大通りに出てまわりに大勢の人がいるのを確認して携帯を取り出した。

(男)
ボタンを押そうとして、手が止まった。

今日の午後、ロイドアンド社のメンテナンスサービスから電話がかかってきた。
リンダに何か異常が起きた可能性があるという。
「どういうことですか?」
「アイデンティティ回路が混乱して逆転妄想を生んでいるようです」
彼の説明によるとこういうことだった。
複雑化した高性能ロボットにはたまにあることなのだが、
自分を人間だと思い込み、そばにいる人間をロボットだと思い込む。
症状が進むと、自分がロボットに監視され支配されているように感じて、
防衛しようとする。
過剰防衛で相手を傷つけることもあるという。
「危険です。
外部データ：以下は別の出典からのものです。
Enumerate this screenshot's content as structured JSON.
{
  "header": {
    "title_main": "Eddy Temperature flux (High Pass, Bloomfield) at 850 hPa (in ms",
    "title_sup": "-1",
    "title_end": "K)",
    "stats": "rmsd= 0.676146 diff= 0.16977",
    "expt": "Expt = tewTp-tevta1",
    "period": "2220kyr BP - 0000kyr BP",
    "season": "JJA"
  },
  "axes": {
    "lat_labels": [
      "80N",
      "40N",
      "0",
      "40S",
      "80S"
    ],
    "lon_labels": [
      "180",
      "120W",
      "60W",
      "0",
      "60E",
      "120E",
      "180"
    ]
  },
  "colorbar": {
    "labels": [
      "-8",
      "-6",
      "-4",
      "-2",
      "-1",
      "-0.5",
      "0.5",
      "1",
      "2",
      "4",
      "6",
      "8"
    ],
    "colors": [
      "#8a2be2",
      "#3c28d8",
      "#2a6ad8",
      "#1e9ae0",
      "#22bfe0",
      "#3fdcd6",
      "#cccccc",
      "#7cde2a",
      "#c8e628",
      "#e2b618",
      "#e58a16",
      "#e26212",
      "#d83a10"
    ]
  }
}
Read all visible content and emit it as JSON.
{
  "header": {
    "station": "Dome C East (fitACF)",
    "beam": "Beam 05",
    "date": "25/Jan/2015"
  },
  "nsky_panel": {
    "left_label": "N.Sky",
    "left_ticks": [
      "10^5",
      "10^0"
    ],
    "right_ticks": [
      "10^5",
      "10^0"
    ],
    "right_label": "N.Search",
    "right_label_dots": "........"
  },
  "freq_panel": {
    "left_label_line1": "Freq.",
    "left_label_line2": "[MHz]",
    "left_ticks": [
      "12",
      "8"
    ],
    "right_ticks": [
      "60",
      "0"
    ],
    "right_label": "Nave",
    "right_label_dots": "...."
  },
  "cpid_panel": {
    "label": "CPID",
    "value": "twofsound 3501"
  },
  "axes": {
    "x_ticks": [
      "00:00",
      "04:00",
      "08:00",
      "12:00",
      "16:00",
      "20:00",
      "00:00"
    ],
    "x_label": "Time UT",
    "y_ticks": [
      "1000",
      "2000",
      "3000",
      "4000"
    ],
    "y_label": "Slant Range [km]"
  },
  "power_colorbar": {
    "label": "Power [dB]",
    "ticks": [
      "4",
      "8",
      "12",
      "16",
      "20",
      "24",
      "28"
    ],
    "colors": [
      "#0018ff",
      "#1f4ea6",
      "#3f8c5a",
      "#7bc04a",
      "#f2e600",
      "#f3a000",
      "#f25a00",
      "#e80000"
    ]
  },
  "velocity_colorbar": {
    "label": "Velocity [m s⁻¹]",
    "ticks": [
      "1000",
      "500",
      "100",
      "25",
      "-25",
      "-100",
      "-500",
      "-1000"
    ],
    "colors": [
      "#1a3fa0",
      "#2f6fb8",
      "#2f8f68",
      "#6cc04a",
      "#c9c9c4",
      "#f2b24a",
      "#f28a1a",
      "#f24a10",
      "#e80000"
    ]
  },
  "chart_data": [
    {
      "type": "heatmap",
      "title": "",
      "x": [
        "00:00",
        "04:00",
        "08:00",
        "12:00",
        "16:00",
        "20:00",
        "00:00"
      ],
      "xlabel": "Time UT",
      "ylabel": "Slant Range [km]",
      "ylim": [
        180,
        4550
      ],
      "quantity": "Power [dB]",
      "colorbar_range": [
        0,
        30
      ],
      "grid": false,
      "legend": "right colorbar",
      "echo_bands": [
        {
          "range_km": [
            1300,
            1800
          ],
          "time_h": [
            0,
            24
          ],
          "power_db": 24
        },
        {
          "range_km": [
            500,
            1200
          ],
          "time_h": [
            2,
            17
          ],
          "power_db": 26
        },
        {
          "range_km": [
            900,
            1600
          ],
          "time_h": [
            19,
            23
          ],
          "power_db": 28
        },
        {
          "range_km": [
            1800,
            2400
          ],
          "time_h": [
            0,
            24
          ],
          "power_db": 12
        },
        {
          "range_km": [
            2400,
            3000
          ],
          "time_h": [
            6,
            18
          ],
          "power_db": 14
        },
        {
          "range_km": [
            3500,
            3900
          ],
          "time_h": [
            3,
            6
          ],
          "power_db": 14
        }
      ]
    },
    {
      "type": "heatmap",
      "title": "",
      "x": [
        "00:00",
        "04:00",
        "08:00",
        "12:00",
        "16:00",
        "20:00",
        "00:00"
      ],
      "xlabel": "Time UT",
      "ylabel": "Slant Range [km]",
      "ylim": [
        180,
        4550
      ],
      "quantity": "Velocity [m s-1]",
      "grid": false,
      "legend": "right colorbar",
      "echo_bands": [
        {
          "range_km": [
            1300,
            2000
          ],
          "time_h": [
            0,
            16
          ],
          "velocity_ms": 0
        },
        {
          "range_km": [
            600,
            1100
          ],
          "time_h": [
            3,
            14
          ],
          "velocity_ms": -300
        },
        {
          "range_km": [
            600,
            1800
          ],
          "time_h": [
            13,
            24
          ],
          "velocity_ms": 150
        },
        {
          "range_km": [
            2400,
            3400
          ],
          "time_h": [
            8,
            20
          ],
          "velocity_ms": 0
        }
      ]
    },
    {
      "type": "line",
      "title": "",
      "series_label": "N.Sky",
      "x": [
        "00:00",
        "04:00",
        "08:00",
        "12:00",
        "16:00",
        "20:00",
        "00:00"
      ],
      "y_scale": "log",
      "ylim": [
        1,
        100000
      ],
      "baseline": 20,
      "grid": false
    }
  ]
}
すぐに回収に伺います」
そのとき、リンダが帰ってくるのが窓から見えた。

リンダは疲れていた。
帰るなり、テーブルにつっぷして居眠りを始めた。
やはり調子が悪いのだろうか。
ぼくはそっと彼女の髪に手を当て、首の後ろのボタンを探した。
メンテナンスサービスの男が言ったとおり、
起動ボタンの上数センチのところ、
ぼんのくぼのところに赤い小さなボタンがあった。
これがキルスイッチだ。このボタンを押すと、
すべての機能がシャットダウンされるという。
メモリーは初期化された後焼き切れて、神経回路は遮断される。
つまり・・・
「リンダという人格は死にます」
男の言葉を思い出した。
ボタンを押そうとしていたぼくの手が止まった。

なぜ止まったのだろう。
これは愛?まさか…

そのときとつぜんリンダが目を覚ました。
くるりとふりむいて、ぼくの首に手をまわして抱きしめ、キスをした。
ぼくはうっとりとした。
彼女の手がぼくの首の後ろをまさぐり、
赤いキルスイッチのボタンを探り当ててそれを押した。